Opinion by Stephen Duncan
The multiplication of touchpoints for retailers and customers to connect — from social media, catalogues, online sales to bricks and mortar stores — means brands can be closer to their customers than ever before. Yet as a result, retailers are accumulating terabytes to perabytes to exabytes of data, and having to make sense of it.
For instance, Walmart collects more than 2.5 perabytes of data per hour based on customer transactions, equivalent to about 50 million filing cabinets worth of data. The role for understanding data and streamlining all this information into understandable insights is becoming an increasingly important task for retailers. According to Gartner, a career in big data alone is set to generate 4.4 million jobs around the globe by 2015.
So how can retailers use real-time analytics to improve sales and customer service? First of all, retailers can draw on local, real-time intelligence to make smarter business decisions every hour, of every day; from weather forecasts, local events to in-store foot traffic and sales behaviour. For instance, sales data can reveal the ‘hot spots’ for product placement. This can be leveraged by regular rotation in that area to boost certain SKUs.
But with so much data being accumulated every hour of every day among retailers who may manage multiple stores across a state or country, how do they easily make sense of it all and make smart decisions at a local level, in real-time?
As a starting point, businesses need to define the data for capturing to ensure relevant insights into customer behaviours. Keep in mind what’s meaningful to the business, and how data should be positioned to unveil better understanding of customer needs. For instance, a clothing retailer may want to understand the types of stock that’s selling across its 35 stores across the country, and discover trends in product popularity across various locations. Visibility into this allows managers to distribute relevant numbers of stock to specific stores appropriately, avoiding waste and maximising sales.
It’s also important for retailers to define their proposition simultaneously across its various silos. An Accenture Survey revealed that 74 per cent of retailers ranked at or below 'Under-Developed' in terms of their readiness to deliver a seamless customer experience. Retailers need a single view of customer behaviours across all touchpoints to implement a defined marketing, engagement and inventory strategy that is appropriately matched across the entire omnichannel.
Next, it’s about acquiring the data in a manageable way, so it’s clean information with clear direction. Where is the data coming from? Is the data fragmented, and who's responsible for channeling and aligning the data appropriately? For instance, a furniture retailer should know when orders for a particular product are looming towards outweighing inventory numbers, to either prompt the manufacturing of more stock, or stop sales across all POS channels.

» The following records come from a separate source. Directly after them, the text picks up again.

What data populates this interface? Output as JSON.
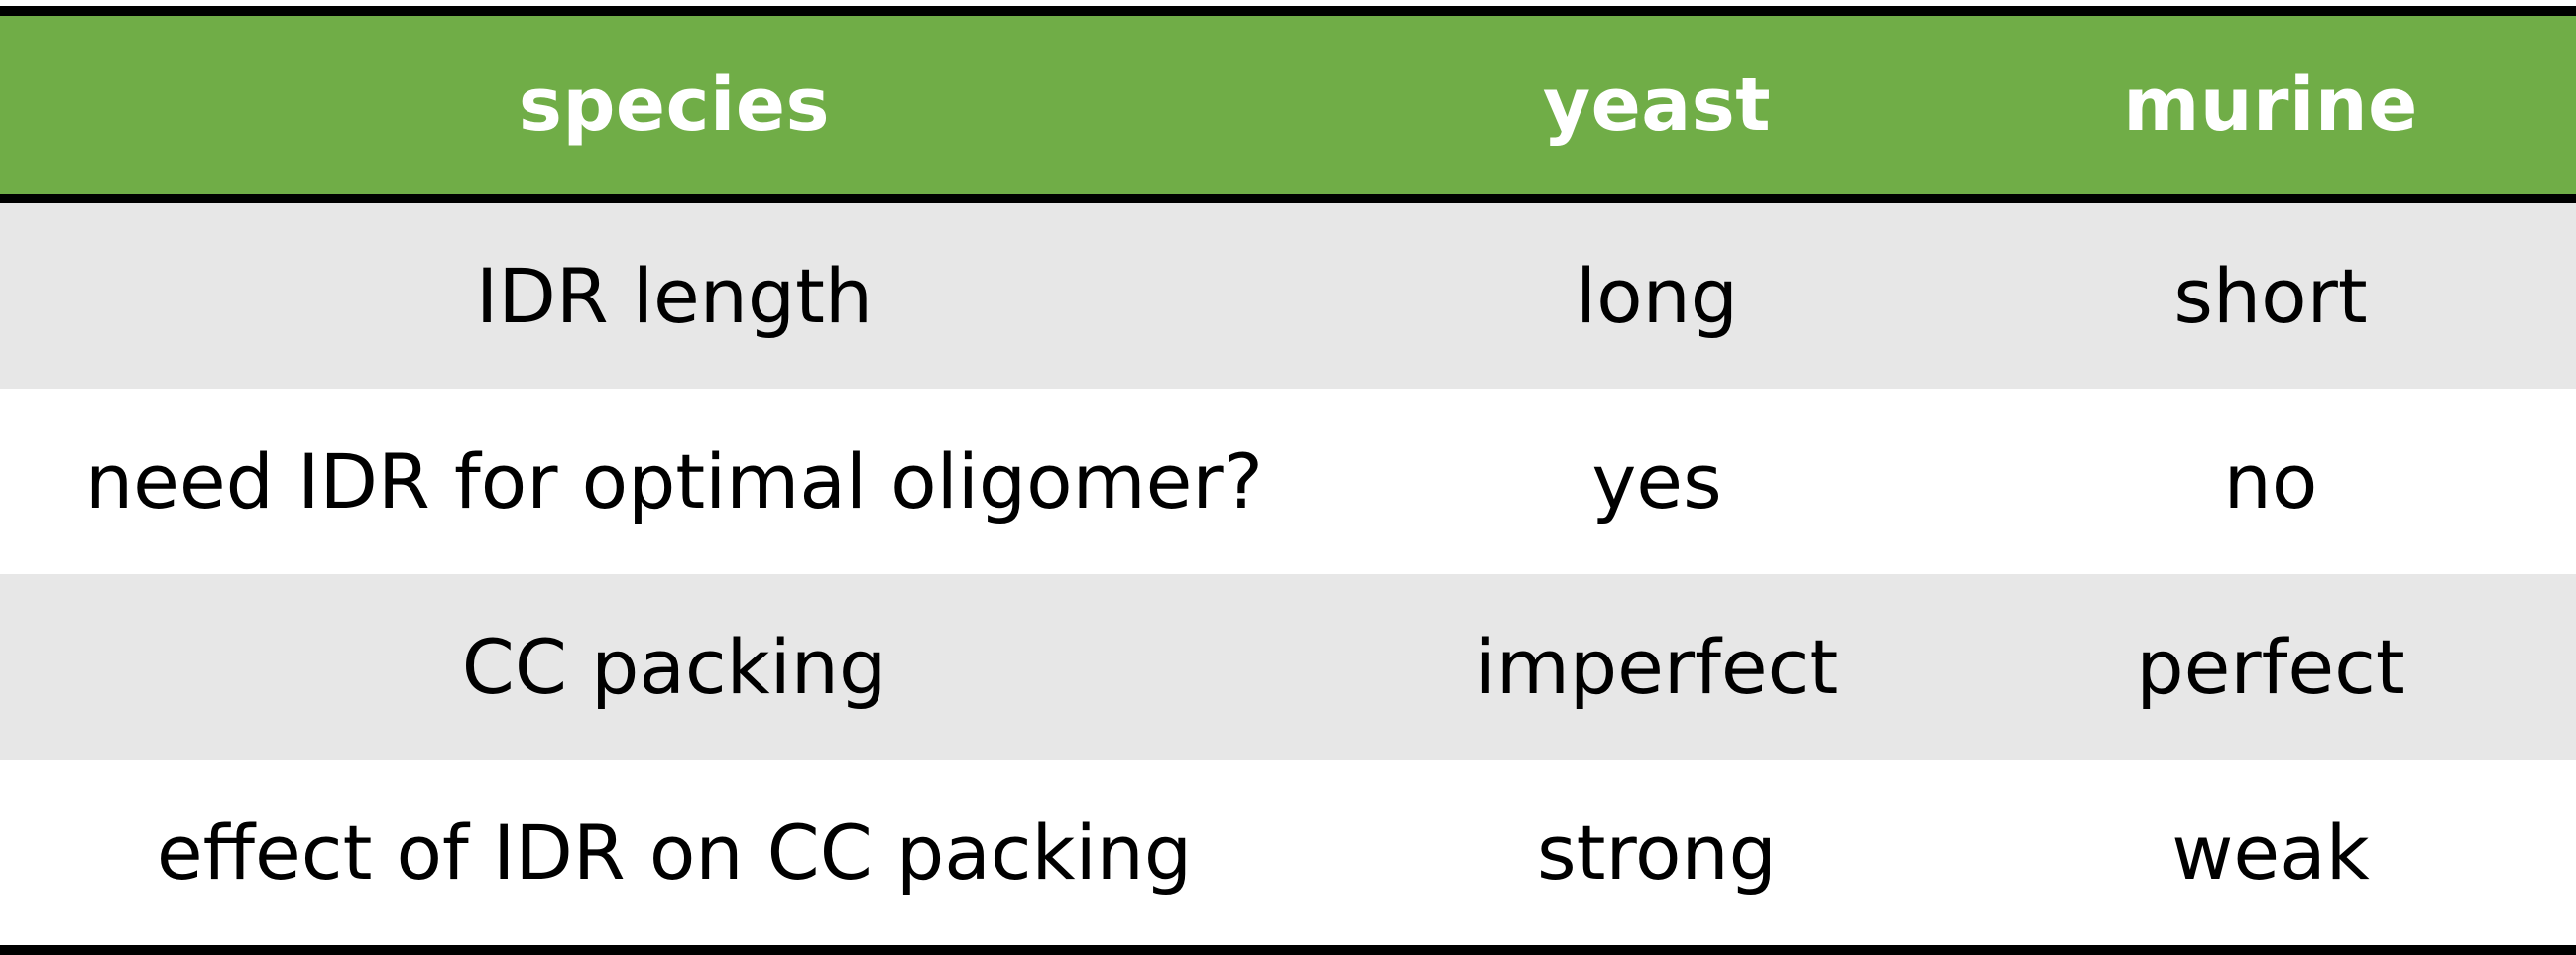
{
  "table": {
    "header": [
      "species",
      "yeast",
      "murine"
    ],
    "rows": [
      [
        "IDR length",
        "long",
        "short"
      ],
      [
        "need IDR for optimal oligomer?",
        "yes",
        "no"
      ],
      [
        "CC packing",
        "imperfect",
        "perfect"
      ],
      [
        "effect of IDR on CC packing",
        "strong",
        "weak"
      ]
    ]
  },
  "colors": {
    "header_background": "#70ad47",
    "header_text": "#ffffff",
    "shaded_row": "#e7e7e7",
    "plain_row": "#ffffff",
    "rule": "#000000"
  }
}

It’s interesting to hear that a study by Retail Systems Research showed 42 per cent of retailers say that a top inhibitor for retailers is that inventory and order management are not integrated and accessible across all channels.
Furthermore, in order to analyse data and make smart business decisions in real-time, collected data needs to be captured and structured effectively. This is why it’s crucial for retailers to partner with a smart business management software provider that will listen to the needs of people at different levels of a retail enterprise, to gain thorough understanding of the intricacies of the entire business’ information needs. And everyone in the organisation needs to be distributed the right information that’s relevant to them, as it’s compiled, in real-time.
According to Gartner, data is the new oil. Business intelligence and analytics is set to be the number one priority for CIOs through to 2017, followed by mobile technologies, enterprise resource planning (ERP) applications, infrastructure, data centres and the cloud.
Stephen Duncan is the retail product marketing manager for Pronto Software.